Categorie:
Boek:

Psalmen 7

1 Een klaagzang van David, die hij zong tot Jahwe, om wat de Benjaminiet Kus hem aandeed.
2 Heer, mijn God, bij U zoek ik toevlucht, verlos mij van al mijn vervolgers, maak Gij dat ik word bevrijd;
3 straks heeft, als een leeuw die zijn prooi grijpt, een mij beet - want er daagde geen redding.
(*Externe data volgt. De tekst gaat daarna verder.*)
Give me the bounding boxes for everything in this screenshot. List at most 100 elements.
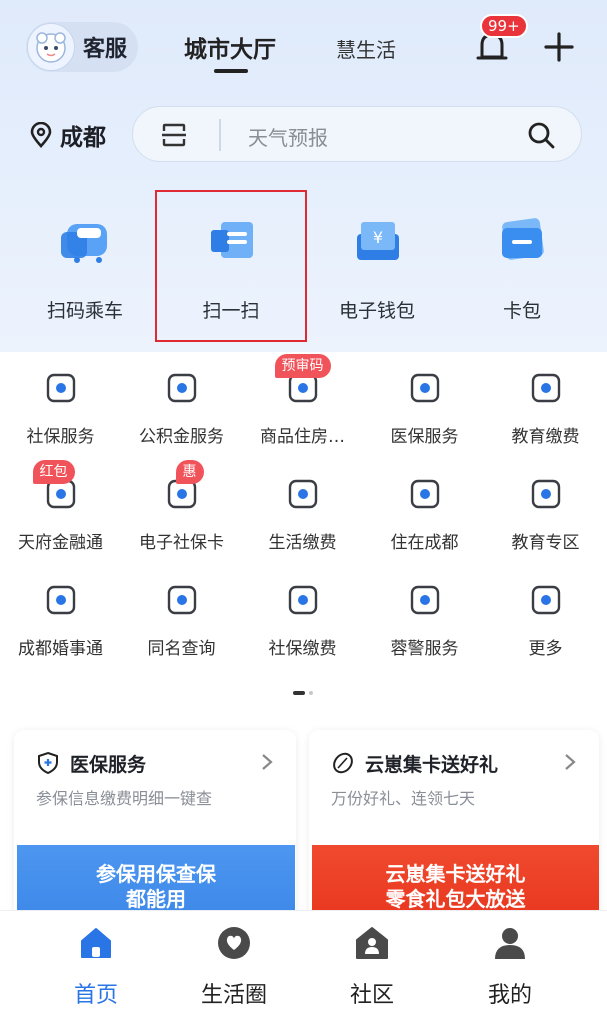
housing-fund-icon: [162, 368, 202, 408]
page-indicator: [293, 691, 313, 695]
card-banner[interactable]: 参保用保查保 都能用: [17, 845, 295, 920]
finance-icon: 红包: [32, 460, 81, 514]
service-item[interactable]: 住在成都: [364, 474, 485, 553]
service-label: 蓉警服务: [390, 639, 459, 659]
city-selector[interactable]: 成都: [30, 118, 106, 152]
service-item[interactable]: 医保服务: [364, 368, 485, 447]
customer-service-label: 客服: [83, 37, 128, 62]
more-grid-icon: [526, 580, 566, 620]
nav-home[interactable]: 首页: [36, 925, 156, 1009]
city-name: 成都: [60, 125, 106, 151]
service-label: 天府金融通: [18, 533, 103, 553]
quick-action-wallet[interactable]: ¥ 电子钱包: [307, 210, 447, 323]
service-label: 教育专区: [511, 533, 580, 553]
service-item[interactable]: 预审码商品住房…: [242, 354, 363, 447]
nav-life-circle[interactable]: 生活圈: [174, 925, 294, 1009]
mascot-avatar-icon: [27, 23, 75, 71]
search-input[interactable]: 天气预报: [248, 122, 328, 151]
quick-action-label: 扫码乘车: [46, 300, 123, 322]
e-social-card-icon: 惠: [162, 460, 204, 514]
add-plus-icon[interactable]: [543, 31, 575, 63]
card-subtitle: 参保信息缴费明细一键查: [36, 789, 213, 808]
quick-action-scan-ride[interactable]: 扫码乘车: [15, 210, 155, 323]
chevron-right-icon: [565, 754, 576, 770]
quick-action-label: 卡包: [502, 300, 541, 322]
quick-action-card-wallet[interactable]: 卡包: [452, 210, 592, 323]
card-title: 云崽集卡送好礼: [365, 754, 499, 776]
service-label: 同名查询: [147, 639, 216, 659]
bottom-navigation: 首页 生活圈 社区 我的: [0, 910, 607, 1015]
tab-smart-life[interactable]: 慧生活: [336, 34, 396, 63]
service-label: 更多: [528, 639, 563, 659]
customer-service-button[interactable]: 客服: [26, 22, 138, 72]
service-label: 商品住房…: [260, 427, 345, 447]
banner-line: 零食礼包大放送: [385, 887, 526, 911]
nav-label: 生活圈: [200, 983, 267, 1008]
tab-city-hall[interactable]: 城市大厅: [184, 30, 276, 64]
service-label: 医保服务: [390, 427, 459, 447]
quick-action-label: 电子钱包: [338, 300, 415, 322]
bus-qr-icon: [61, 224, 107, 263]
search-icon[interactable]: [527, 121, 555, 149]
service-label: 社保服务: [26, 427, 95, 447]
service-item[interactable]: 生活缴费: [242, 474, 363, 553]
search-divider: [219, 119, 221, 151]
banner-line: 都能用: [126, 887, 186, 911]
marriage-icon: [41, 580, 81, 620]
medical-insurance-icon: [405, 368, 445, 408]
nav-label: 社区: [349, 983, 394, 1008]
active-tab-indicator: [214, 69, 248, 73]
service-item[interactable]: 社保服务: [0, 368, 121, 447]
social-security-icon: [41, 368, 81, 408]
service-label: 住在成都: [390, 533, 459, 553]
card-subtitle: 万份好礼、连领七天: [331, 789, 476, 808]
heart-circle-icon: [218, 927, 250, 959]
service-item[interactable]: 公积金服务: [121, 368, 242, 447]
highlight-box: [155, 190, 307, 342]
home-icon: [81, 928, 111, 958]
service-item[interactable]: 教育专区: [485, 474, 606, 553]
nav-label: 首页: [73, 983, 118, 1008]
service-label: 电子社保卡: [139, 533, 224, 553]
service-item[interactable]: 惠电子社保卡: [121, 460, 242, 553]
service-item[interactable]: 社保缴费: [242, 580, 363, 659]
service-label: 教育缴费: [511, 427, 580, 447]
card-collect-card[interactable]: 云崽集卡送好礼 万份好礼、连领七天 云崽集卡送好礼 零食礼包大放送: [309, 730, 599, 920]
page-dot: [309, 691, 313, 695]
wallet-icon: ¥: [357, 222, 399, 260]
education-fee-icon: [526, 368, 566, 408]
leaf-icon: [333, 752, 353, 774]
scan-frame-icon[interactable]: [161, 122, 187, 148]
page-dot-active: [293, 691, 305, 695]
name-query-icon: [162, 580, 202, 620]
nav-mine[interactable]: 我的: [450, 925, 570, 1009]
police-icon: [405, 580, 445, 620]
shield-plus-icon: [38, 751, 58, 775]
chevron-right-icon: [262, 754, 273, 770]
service-item[interactable]: 同名查询: [121, 580, 242, 659]
service-item[interactable]: 成都婚事通: [0, 580, 121, 659]
card-banner[interactable]: 云崽集卡送好礼 零食礼包大放送: [312, 845, 599, 920]
service-tag-badge: 预审码: [274, 354, 331, 378]
service-item[interactable]: 更多: [485, 580, 606, 659]
notification-count-badge: 99+: [480, 14, 528, 38]
search-bar[interactable]: 天气预报: [132, 106, 582, 162]
card-icon: [502, 218, 544, 260]
svg-text:¥: ¥: [373, 228, 383, 247]
top-header: 客服 城市大厅 慧生活 99+: [0, 0, 607, 100]
education-zone-icon: [526, 474, 566, 514]
user-icon: [495, 928, 525, 959]
location-pin-icon: [30, 122, 52, 148]
service-label: 成都婚事通: [18, 639, 103, 659]
nav-community[interactable]: 社区: [312, 925, 432, 1009]
medical-insurance-card[interactable]: 医保服务 参保信息缴费明细一键查 参保用保查保 都能用: [14, 730, 296, 920]
social-fee-icon: [283, 580, 323, 620]
service-item[interactable]: 红包天府金融通: [0, 460, 121, 553]
service-tag-badge: 惠: [175, 460, 204, 484]
service-item[interactable]: 蓉警服务: [364, 580, 485, 659]
service-label: 生活缴费: [268, 533, 337, 553]
banner-line: 云崽集卡送好礼: [385, 862, 526, 886]
service-item[interactable]: 教育缴费: [485, 368, 606, 447]
utility-fee-icon: [283, 474, 323, 514]
service-label: 社保缴费: [268, 639, 337, 659]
4 Heer, mijn God, als ik dat heb gedaan, als er onrecht kleeft aan mijn handen,
5 wanneer ik kwaad heb gebracht over wie met mij leefde in vrede, of zelfs maar mijn tegenpartij iets ontnomen heb wat mij niet toekwam,
6 laat de vijand mij dan achterhalen, mijn leven vertreden ter aarde, neerwerpen mijn eer in het stof.
7 Verhef U, Heer, in uw toorn, stuit de stormloop van mijn belagers, grijp in: van u gaat het recht uit
8 en de raad der goden omringt U: Gij zult zetelen: hoog boven haar uit.
9 Heer, die richter zijt over de volken, doe mij recht, Heer, zowaar als ik recht sta, zowaar als ik mij zonder schuld weet.
10 Laat het kwaad der verstoorders verdwijnen, verleen de rechtvaardige sterkte: toetst Gij niet hart en geweten, o God die rechtvaardigheid zijt?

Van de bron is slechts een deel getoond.